I’ve been thinking about writing about cooking in this blog for a while. Not just to share what I’ve learned, because, well, I don’t have much to share, but to get other people’s ideas and suggestions. While I may cook better than the average American and may be able to impress my wife and friends, I’m not really such a good cook. I know how to follow recipes, and I’m starting to get some sense of what works and what does not, but I have a lot to learn, which is actually fascinating; there’s a whole world of flavors out there and exploring it is a very rewarding experience.
It took me a while to get used to cook in the US. Spanish cooking is not very sophisticated, but it’s based on seasonal dishes and the use of high quality ingredients available locally. Not the kind of thing you find in the US at your nearest supermarket.
This is all changing very quickly, but many of the traditions still remain. I for one grew up without paying to much attention to food. I just thought it was fuel for my body. It was only when I moved to the US that I started to appreciate what I used to have and now missed.
The Mediterranean diet is mostly composed of olive oil, bread, fresh fruits, fish and vegetables. However, I grew up in a family that runs a pork farm and a small meat production and distribution business. So, I had a larger share of meat than the average. Despite of that, meat was most often used as a condiment or in small dishes, except on special occasions.
[missing image - Iberian pigs in the Dehesa]
Our pork is unlike any other. Most of it is free-range and acorn-fed, which gives its meat a very distinct flavor. It is generally destined to the production of the finest quality deli meats: cured ham, loins, and sausages.
As far as I know it’s not possible to find anything like that in the US. Exports of Iberian ham are legal now, but the FDA requires installations to be periodically inspected and approved. Small farmers cannot really afford to comply with all the requirements of the FDA, so the only ham that you can usually find in the US is from larger and lower quality producers.
To add more insult to injury, the low quality ham that is available here is sold at outrageous prices, as if it were a high quality product! If you are not discouraged yet, you can find some of it at the Spanish Table
, or at online retailers such as La Tienda
I would not recommend any of those options. Instead, what I do is to bring some of our ham with us every time we travel to Spain. This is actually illegal, but is usually safe. However, once we tried to bring an entire leg and, much to our dismay, it was confiscated by the border officers. Since then, I only bring small quantities that are hardly noticeable on the scanner.
Rather than eating all of it right away, I generally save it for months, waiting for the right opportunity to enjoy it. Last weekend that opportunity presented itself in the form of fresh fava beans:
Fava beans are delicious eaten raw, or simply sautéed in olive oil with red onions. However, a little bit of Iberian Ham turns that delicious dish into a delicacy.

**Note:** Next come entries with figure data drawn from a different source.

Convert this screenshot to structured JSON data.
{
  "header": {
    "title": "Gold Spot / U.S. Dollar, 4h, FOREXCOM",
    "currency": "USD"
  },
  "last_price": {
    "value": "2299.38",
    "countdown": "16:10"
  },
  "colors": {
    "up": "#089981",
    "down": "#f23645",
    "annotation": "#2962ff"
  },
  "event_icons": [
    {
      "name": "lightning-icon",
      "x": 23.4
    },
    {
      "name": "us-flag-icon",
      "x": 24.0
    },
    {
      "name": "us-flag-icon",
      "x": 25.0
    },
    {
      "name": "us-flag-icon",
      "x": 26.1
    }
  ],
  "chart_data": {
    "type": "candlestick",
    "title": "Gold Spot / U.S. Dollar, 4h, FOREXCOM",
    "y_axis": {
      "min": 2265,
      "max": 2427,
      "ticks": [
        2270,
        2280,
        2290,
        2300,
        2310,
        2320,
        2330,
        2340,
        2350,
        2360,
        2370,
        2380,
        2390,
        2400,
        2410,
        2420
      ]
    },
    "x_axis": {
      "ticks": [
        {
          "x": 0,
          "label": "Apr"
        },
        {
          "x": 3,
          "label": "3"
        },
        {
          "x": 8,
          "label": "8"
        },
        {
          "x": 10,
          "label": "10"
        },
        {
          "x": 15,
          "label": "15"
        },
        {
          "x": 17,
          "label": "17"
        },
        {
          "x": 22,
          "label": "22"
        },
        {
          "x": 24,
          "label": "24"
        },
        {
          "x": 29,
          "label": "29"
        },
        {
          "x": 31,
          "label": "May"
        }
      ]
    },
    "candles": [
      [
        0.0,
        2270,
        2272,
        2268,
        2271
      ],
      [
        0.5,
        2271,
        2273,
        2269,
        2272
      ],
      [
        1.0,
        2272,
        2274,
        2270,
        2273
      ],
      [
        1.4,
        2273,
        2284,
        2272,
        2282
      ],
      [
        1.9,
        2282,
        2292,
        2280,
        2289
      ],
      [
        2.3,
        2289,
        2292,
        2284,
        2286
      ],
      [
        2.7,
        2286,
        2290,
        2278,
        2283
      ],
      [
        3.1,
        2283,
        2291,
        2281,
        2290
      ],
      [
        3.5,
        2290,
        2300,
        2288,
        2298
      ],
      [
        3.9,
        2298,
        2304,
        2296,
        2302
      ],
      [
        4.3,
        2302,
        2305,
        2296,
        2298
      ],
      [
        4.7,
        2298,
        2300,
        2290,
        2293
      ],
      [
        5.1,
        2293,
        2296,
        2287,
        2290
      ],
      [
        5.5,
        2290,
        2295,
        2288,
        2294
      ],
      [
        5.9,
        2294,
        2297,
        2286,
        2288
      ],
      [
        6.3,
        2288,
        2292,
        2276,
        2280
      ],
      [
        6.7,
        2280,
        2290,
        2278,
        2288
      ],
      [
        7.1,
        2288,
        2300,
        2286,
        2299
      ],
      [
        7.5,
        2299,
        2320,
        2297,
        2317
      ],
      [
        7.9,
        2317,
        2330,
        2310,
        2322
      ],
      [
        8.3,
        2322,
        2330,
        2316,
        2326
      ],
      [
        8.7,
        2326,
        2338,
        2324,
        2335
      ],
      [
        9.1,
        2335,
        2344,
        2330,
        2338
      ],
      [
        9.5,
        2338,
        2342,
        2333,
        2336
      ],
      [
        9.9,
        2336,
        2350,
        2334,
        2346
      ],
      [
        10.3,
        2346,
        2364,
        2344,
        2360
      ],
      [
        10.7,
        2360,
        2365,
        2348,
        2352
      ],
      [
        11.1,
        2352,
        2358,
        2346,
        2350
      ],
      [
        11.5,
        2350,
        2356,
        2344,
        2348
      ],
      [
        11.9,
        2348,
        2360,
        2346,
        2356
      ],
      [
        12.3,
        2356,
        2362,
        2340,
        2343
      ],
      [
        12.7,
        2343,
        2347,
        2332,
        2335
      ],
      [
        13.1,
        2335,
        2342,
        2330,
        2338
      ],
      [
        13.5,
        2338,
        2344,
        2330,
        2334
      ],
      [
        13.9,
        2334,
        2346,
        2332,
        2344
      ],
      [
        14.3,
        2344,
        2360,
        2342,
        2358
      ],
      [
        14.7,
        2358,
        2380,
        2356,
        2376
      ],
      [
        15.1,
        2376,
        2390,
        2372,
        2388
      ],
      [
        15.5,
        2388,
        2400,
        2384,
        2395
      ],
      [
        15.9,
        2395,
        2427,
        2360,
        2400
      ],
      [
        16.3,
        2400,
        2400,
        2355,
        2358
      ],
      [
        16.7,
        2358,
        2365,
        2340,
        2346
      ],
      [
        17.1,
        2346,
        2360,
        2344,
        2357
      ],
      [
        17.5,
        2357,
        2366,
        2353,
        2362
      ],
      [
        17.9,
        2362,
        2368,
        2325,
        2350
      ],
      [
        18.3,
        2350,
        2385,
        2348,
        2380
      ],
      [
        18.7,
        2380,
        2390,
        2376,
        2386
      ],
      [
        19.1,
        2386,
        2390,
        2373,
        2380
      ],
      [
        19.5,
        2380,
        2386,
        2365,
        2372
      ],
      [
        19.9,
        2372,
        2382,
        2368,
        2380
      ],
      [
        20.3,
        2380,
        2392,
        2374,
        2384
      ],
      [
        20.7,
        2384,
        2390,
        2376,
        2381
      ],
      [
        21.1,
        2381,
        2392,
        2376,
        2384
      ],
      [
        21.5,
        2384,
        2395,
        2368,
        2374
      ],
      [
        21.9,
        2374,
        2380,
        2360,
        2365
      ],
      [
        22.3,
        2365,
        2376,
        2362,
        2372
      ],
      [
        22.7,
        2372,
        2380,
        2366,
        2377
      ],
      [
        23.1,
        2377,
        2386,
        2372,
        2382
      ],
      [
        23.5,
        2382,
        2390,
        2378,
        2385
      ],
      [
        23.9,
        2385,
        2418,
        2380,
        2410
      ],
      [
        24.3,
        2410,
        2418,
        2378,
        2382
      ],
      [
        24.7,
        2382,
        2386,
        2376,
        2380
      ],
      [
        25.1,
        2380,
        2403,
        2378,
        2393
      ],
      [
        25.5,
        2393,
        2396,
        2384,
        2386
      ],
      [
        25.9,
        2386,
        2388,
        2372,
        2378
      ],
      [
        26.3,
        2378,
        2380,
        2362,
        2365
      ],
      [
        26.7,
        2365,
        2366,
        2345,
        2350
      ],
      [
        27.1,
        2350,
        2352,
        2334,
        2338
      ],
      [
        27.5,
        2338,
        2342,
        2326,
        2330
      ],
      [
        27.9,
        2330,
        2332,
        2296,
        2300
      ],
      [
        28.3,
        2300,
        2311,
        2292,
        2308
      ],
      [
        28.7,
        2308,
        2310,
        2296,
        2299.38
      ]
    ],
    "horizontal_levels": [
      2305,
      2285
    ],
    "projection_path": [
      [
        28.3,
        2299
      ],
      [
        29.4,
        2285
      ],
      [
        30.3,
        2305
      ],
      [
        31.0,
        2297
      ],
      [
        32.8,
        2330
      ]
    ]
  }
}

The preparation is trivial:
- Remove the beans from their pods. It’s possible to also remove the beans from the shells by cooking them in boiling water for a short period of time and cooling them quickly in cold water. I personally don’t bother with that and leave the beans in their shells.
- Pour a small amount of olive oil on a sauté pan on high heat. Chop the onions and the ham, and cook until flagrant.
- Then add the beans, season to taste with salt and freshly ground pepper, and cook lightly for a few minutes while stirring often.
Let me know if you like posts like this, and if so, in future posts I’ll continue rambling about my quest to adapt the traditional Spanish recipes to the resources available in the US.
Posted 18/5/2009 at 4:04 am | Permalink
Habas con jamón…. Yummy!
Did I tell you I bought a bread machine? I plan to make sourdough bread as soon as I’m able to grow the culture.
Posted 18/5/2009 at 8:07 am | Permalink
Yeah, fantastic post, more!
Posted 18/5/2009 at 2:54 pm | Permalink
¡Habas con jamón! ¡Rico, rico!
Well done! I have the same problem finding cured ham in England, and I also follow the same procedure to bring some here, although I haven’t tried yet to bring a whole leg :D
Posted 18/5/2009 at 4:46 pm | Permalink
I love all food, so more!
Posted 18/5/2009 at 7:02 pm | Permalink
Thanks for all the feedback! I think that next I’ll share my technique to make a basic pâté.
Posted 19/5/2009 at 8:47 pm | Permalink
Great post, thanks! BTW, I like your typo “cook until flagrant”, it makes the meal seem much more exotic :) If you ever find a source for good quality hams please post it!